Palm’s leaking mobile phone miscue

Matt Hartley writing for Lockergnome reports on a disturbing privacy problem with the Palm Pre, citing a BBC story. The detail of data being sent back to Palm is rather alarming, including user location, application usage patterns, and a list of applications installed on the phone.

Palm’s PR department, of course, responds with more spin than a Steve Mizerak masse shot. Quoting the BBC article:

Palm issued a statement about Mr Hess’ discovery and said it “offers users ways to turn data collecting services on and off”.

It added: “Our privacy policy is like many policies in the industry and includes very detailed language about potential scenarios in which we might use a customer’s information, all toward a goal of offering a great user experience.”

“We appreciate the trust that users give us with their information, and have no intention to violate that trust,” said Palm.

Excuse me Palm, but I really think you just did exactly that.

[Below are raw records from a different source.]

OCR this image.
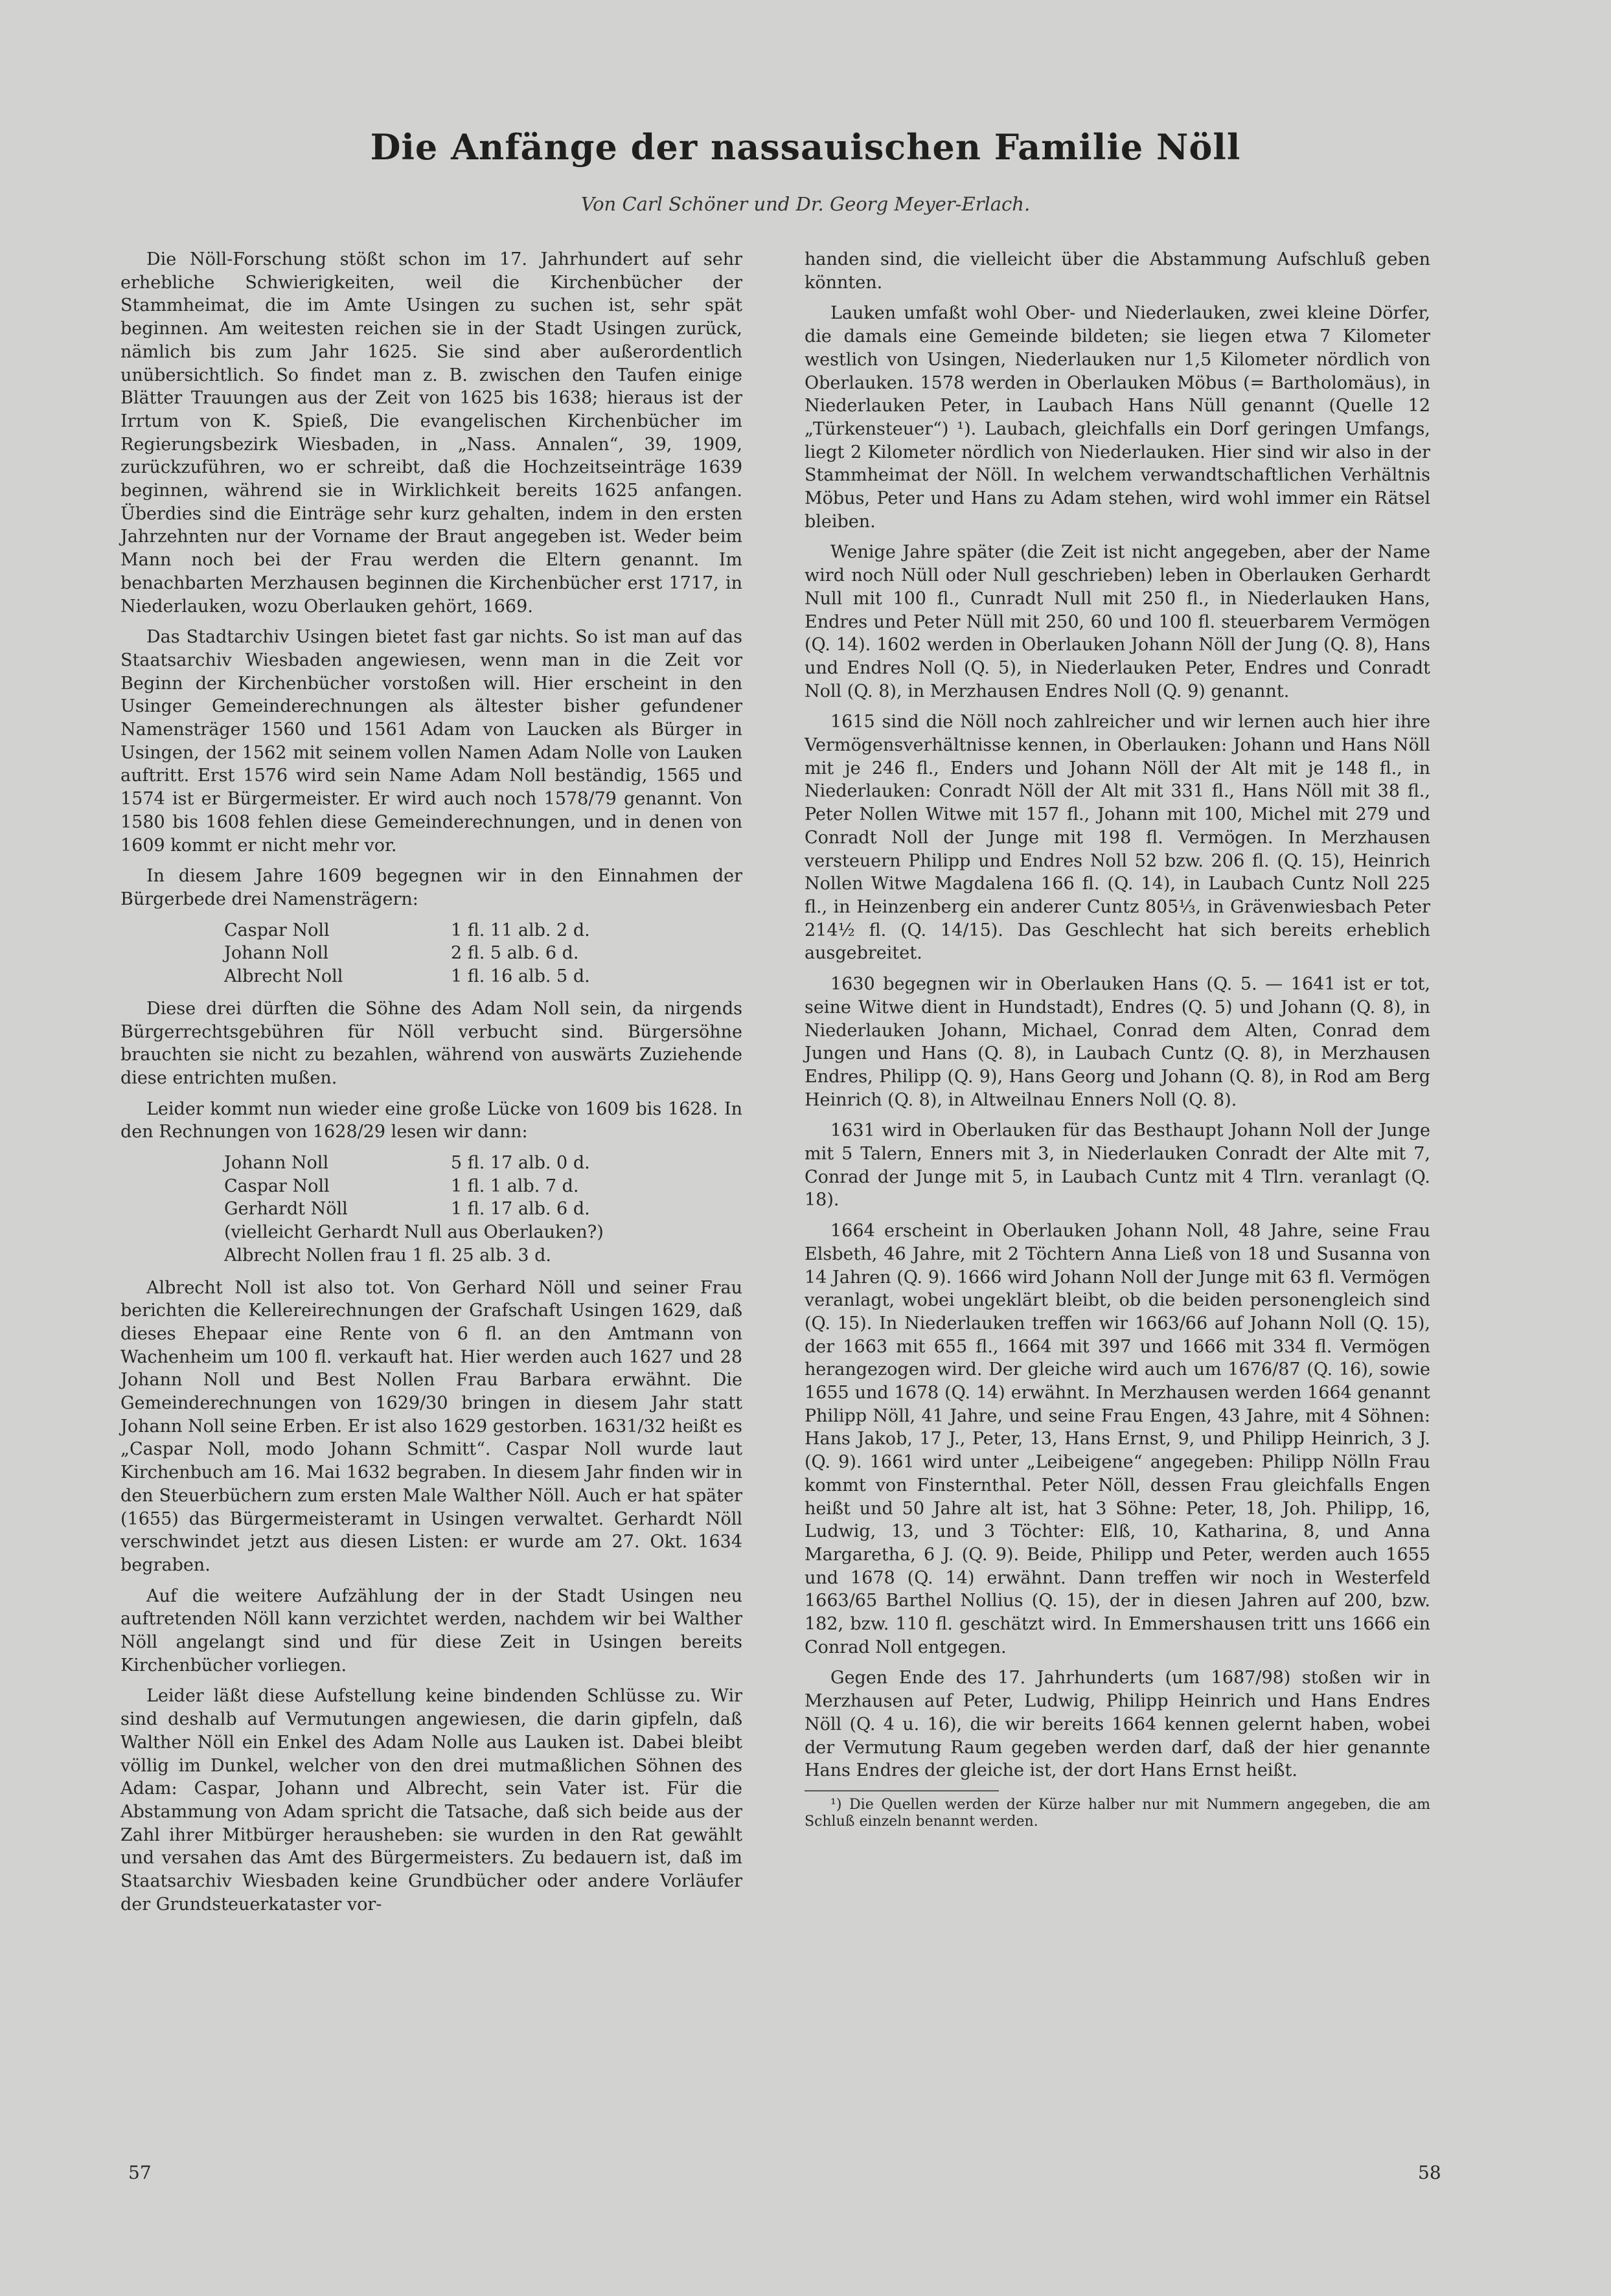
Die Anfänge der nassauischen Familie Nöll

Von Carl Schöner und Dr. Georg Meyer-Erlach.

Die Nöll-Forschung stößt schon im 17. Jahrhundert auf sehr erhebliche Schwierigkeiten, weil die Kirchenbücher der Stammheimat, die im Amte Usingen zu suchen ist, sehr spät beginnen. Am weitesten reichen sie in der Stadt Usingen zurück, nämlich bis zum Jahr 1625. Sie sind aber außerordentlich unübersichtlich. So findet man z. B. zwischen den Taufen einige Blätter Trauungen aus der Zeit von 1625 bis 1638; hieraus ist der Irrtum von K. Spieß, Die evangelischen Kirchenbücher im Regierungsbezirk Wiesbaden, in „Nass. Annalen“, 39, 1909, zurückzuführen, wo er schreibt, daß die Hochzeitseinträge 1639 beginnen, während sie in Wirklichkeit bereits 1625 anfangen. Überdies sind die Einträge sehr kurz gehalten, indem in den ersten Jahrzehnten nur der Vorname der Braut angegeben ist. Weder beim Mann noch bei der Frau werden die Eltern genannt. Im benachbarten Merzhausen beginnen die Kirchenbücher erst 1717, in Niederlauken, wozu Oberlauken gehört, 1669.

Das Stadtarchiv Usingen bietet fast gar nichts. So ist man auf das Staatsarchiv Wiesbaden angewiesen, wenn man in die Zeit vor Beginn der Kirchenbücher vorstoßen will. Hier erscheint in den Usinger Gemeinderechnungen als ältester bisher gefundener Namensträger 1560 und 1561 Adam von Laucken als Bürger in Usingen, der 1562 mit seinem vollen Namen Adam Nolle von Lauken auftritt. Erst 1576 wird sein Name Adam Noll beständig, 1565 und 1574 ist er Bürgermeister. Er wird auch noch 1578/79 genannt. Von 1580 bis 1608 fehlen diese Gemeinderechnungen, und in denen von 1609 kommt er nicht mehr vor.

In diesem Jahre 1609 begegnen wir in den Einnahmen der Bürgerbede drei Namensträgern:

Caspar Noll	1 fl. 11 alb. 2 d.
Johann Noll	2 fl. 5 alb. 6 d.
Albrecht Noll	1 fl. 16 alb. 5 d.

Diese drei dürften die Söhne des Adam Noll sein, da nirgends Bürgerrechtsgebühren für Nöll verbucht sind. Bürgersöhne brauchten sie nicht zu bezahlen, während von auswärts Zuziehende diese entrichten mußen.

Leider kommt nun wieder eine große Lücke von 1609 bis 1628. In den Rechnungen von 1628/29 lesen wir dann:

Johann Noll	5 fl. 17 alb. 0 d.
Caspar Noll	1 fl. 1 alb. 7 d.
Gerhardt Nöll	1 fl. 17 alb. 6 d.
(vielleicht Gerhardt Null aus Oberlauken?)
Albrecht Nollen frau 1 fl. 25 alb. 3 d.

Albrecht Noll ist also tot. Von Gerhard Nöll und seiner Frau berichten die Kellereirechnungen der Grafschaft Usingen 1629, daß dieses Ehepaar eine Rente von 6 fl. an den Amtmann von Wachenheim um 100 fl. verkauft hat. Hier werden auch 1627 und 28 Johann Noll und Best Nollen Frau Barbara erwähnt. Die Gemeinderechnungen von 1629/30 bringen in diesem Jahr statt Johann Noll seine Erben. Er ist also 1629 gestorben. 1631/32 heißt es „Caspar Noll, modo Johann Schmitt“. Caspar Noll wurde laut Kirchenbuch am 16. Mai 1632 begraben. In diesem Jahr finden wir in den Steuerbüchern zum ersten Male Walther Nöll. Auch er hat später (1655) das Bürgermeisteramt in Usingen verwaltet. Gerhardt Nöll verschwindet jetzt aus diesen Listen: er wurde am 27. Okt. 1634 begraben.

Auf die weitere Aufzählung der in der Stadt Usingen neu auftretenden Nöll kann verzichtet werden, nachdem wir bei Walther Nöll angelangt sind und für diese Zeit in Usingen bereits Kirchenbücher vorliegen.

Leider läßt diese Aufstellung keine bindenden Schlüsse zu. Wir sind deshalb auf Vermutungen angewiesen, die darin gipfeln, daß Walther Nöll ein Enkel des Adam Nolle aus Lauken ist. Dabei bleibt völlig im Dunkel, welcher von den drei mutmaßlichen Söhnen des Adam: Caspar, Johann und Albrecht, sein Vater ist. Für die Abstammung von Adam spricht die Tatsache, daß sich beide aus der Zahl ihrer Mitbürger herausheben: sie wurden in den Rat gewählt und versahen das Amt des Bürgermeisters. Zu bedauern ist, daß im Staatsarchiv Wiesbaden keine Grundbücher oder andere Vorläufer der Grundsteuerkataster vor-

handen sind, die vielleicht über die Abstammung Aufschluß geben könnten.

Lauken umfaßt wohl Ober- und Niederlauken, zwei kleine Dörfer, die damals eine Gemeinde bildeten; sie liegen etwa 7 Kilometer westlich von Usingen, Niederlauken nur 1,5 Kilometer nördlich von Oberlauken. 1578 werden in Oberlauken Möbus (= Bartholomäus), in Niederlauken Peter, in Laubach Hans Nüll genannt (Quelle 12 „Türkensteuer“) ¹). Laubach, gleichfalls ein Dorf geringen Umfangs, liegt 2 Kilometer nördlich von Niederlauken. Hier sind wir also in der Stammheimat der Nöll. In welchem verwandtschaftlichen Verhältnis Möbus, Peter und Hans zu Adam stehen, wird wohl immer ein Rätsel bleiben.

Wenige Jahre später (die Zeit ist nicht angegeben, aber der Name wird noch Nüll oder Null geschrieben) leben in Oberlauken Gerhardt Null mit 100 fl., Cunradt Null mit 250 fl., in Niederlauken Hans, Endres und Peter Nüll mit 250, 60 und 100 fl. steuerbarem Vermögen (Q. 14). 1602 werden in Oberlauken Johann Nöll der Jung (Q. 8), Hans und Endres Noll (Q. 5), in Niederlauken Peter, Endres und Conradt Noll (Q. 8), in Merzhausen Endres Noll (Q. 9) genannt.

1615 sind die Nöll noch zahlreicher und wir lernen auch hier ihre Vermögensverhältnisse kennen, in Oberlauken: Johann und Hans Nöll mit je 246 fl., Enders und Johann Nöll der Alt mit je 148 fl., in Niederlauken: Conradt Nöll der Alt mit 331 fl., Hans Nöll mit 38 fl., Peter Nollen Witwe mit 157 fl., Johann mit 100, Michel mit 279 und Conradt Noll der Junge mit 198 fl. Vermögen. In Merzhausen versteuern Philipp und Endres Noll 52 bzw. 206 fl. (Q. 15), Heinrich Nollen Witwe Magdalena 166 fl. (Q. 14), in Laubach Cuntz Noll 225 fl., in Heinzenberg ein anderer Cuntz 805⅓, in Grävenwiesbach Peter 214½ fl. (Q. 14/15). Das Geschlecht hat sich bereits erheblich ausgebreitet.

1630 begegnen wir in Oberlauken Hans (Q. 5. — 1641 ist er tot, seine Witwe dient in Hundstadt), Endres (Q. 5) und Johann (Q. 8), in Niederlauken Johann, Michael, Conrad dem Alten, Conrad dem Jungen und Hans (Q. 8), in Laubach Cuntz (Q. 8), in Merzhausen Endres, Philipp (Q. 9), Hans Georg und Johann (Q. 8), in Rod am Berg Heinrich (Q. 8), in Altweilnau Enners Noll (Q. 8).

1631 wird in Oberlauken für das Besthaupt Johann Noll der Junge mit 5 Talern, Enners mit 3, in Niederlauken Conradt der Alte mit 7, Conrad der Junge mit 5, in Laubach Cuntz mit 4 Tlrn. veranlagt (Q. 18).

1664 erscheint in Oberlauken Johann Noll, 48 Jahre, seine Frau Elsbeth, 46 Jahre, mit 2 Töchtern Anna Ließ von 18 und Susanna von 14 Jahren (Q. 9). 1666 wird Johann Noll der Junge mit 63 fl. Vermögen veranlagt, wobei ungeklärt bleibt, ob die beiden personengleich sind (Q. 15). In Niederlauken treffen wir 1663/66 auf Johann Noll (Q. 15), der 1663 mit 655 fl., 1664 mit 397 und 1666 mit 334 fl. Vermögen herangezogen wird. Der gleiche wird auch um 1676/87 (Q. 16), sowie 1655 und 1678 (Q. 14) erwähnt. In Merzhausen werden 1664 genannt Philipp Nöll, 41 Jahre, und seine Frau Engen, 43 Jahre, mit 4 Söhnen: Hans Jakob, 17 J., Peter, 13, Hans Ernst, 9, und Philipp Heinrich, 3 J. (Q. 9). 1661 wird unter „Leibeigene“ angegeben: Philipp Nölln Frau kommt von Finsternthal. Peter Nöll, dessen Frau gleichfalls Engen heißt und 50 Jahre alt ist, hat 3 Söhne: Peter, 18, Joh. Philipp, 16, Ludwig, 13, und 3 Töchter: Elß, 10, Katharina, 8, und Anna Margaretha, 6 J. (Q. 9). Beide, Philipp und Peter, werden auch 1655 und 1678 (Q. 14) erwähnt. Dann treffen wir noch in Westerfeld 1663/65 Barthel Nollius (Q. 15), der in diesen Jahren auf 200, bzw. 182, bzw. 110 fl. geschätzt wird. In Emmershausen tritt uns 1666 ein Conrad Noll entgegen.

Gegen Ende des 17. Jahrhunderts (um 1687/98) stoßen wir in Merzhausen auf Peter, Ludwig, Philipp Heinrich und Hans Endres Nöll (Q. 4 u. 16), die wir bereits 1664 kennen gelernt haben, wobei der Vermutung Raum gegeben werden darf, daß der hier genannte Hans Endres der gleiche ist, der dort Hans Ernst heißt.

¹) Die Quellen werden der Kürze halber nur mit Nummern angegeben, die am Schluß einzeln benannt werden.

57	58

I would be willing to bet it has been intentionally made difficult to turn off the “data collecting services” you refer to.

It’s inexcusable to leak that kind of detailed data and bury it under some kind of legalese “privacy policy.” How about being honest about this and telling the user, in plain English, you’re going to do this the first time the phone is turned on?

And we wonder why Palm nearly went bankrupt. Wonder no more. At least now we know this time they’re going to sink for a good reason.

Apple’s sneaky iTunes personal information leak

As (re-)discovered in a recent TechBlog article, Apple is embedding personal information in downloads from its iTunes music store. Assumably this is a way to help catch the “low-hanging fruit” of those who partake in unauthorized copying. Casting aside the ethical issues, this is rather horribly misguided if that’s Apple’s reason.

Consider the following situation: Alice hosts a party where several guests, Bob, Charlie, and a few other close friends of hers are in attendance. Mallory crashes the party (or, even attends as a friend of one of the other guests, it’s really kind of immaterial) and snarfs some of the music files from Alice’s collection, with Alice’s name and e-mail address in them. They wind up on a Web server with a Tor hidden service address, run by Mallory the next morning.

Now, nobody downloading these files will know anything about Mallory. Well, obviously they’ll know some Tor user put these up on a hidden service. But all they will see in the files is Alice’s e-mail address, and probably assume she’s the one who has shared the files.

This can happen any number of ways: stolen storage media strikes me as one of the more likely ones (in fact, Mallory may well have sticky fingers when it comes to USB flash drives in the above example). But I think it’s a great reason why this kind of information should not be in downloaded media files.

Not to mention Dwight does a great job of showing how easy this is to circumvent (converting to MP3). I would not even be surprised if there’s a way to configure a decoder to write the exact same encoded audio sans most of the tags.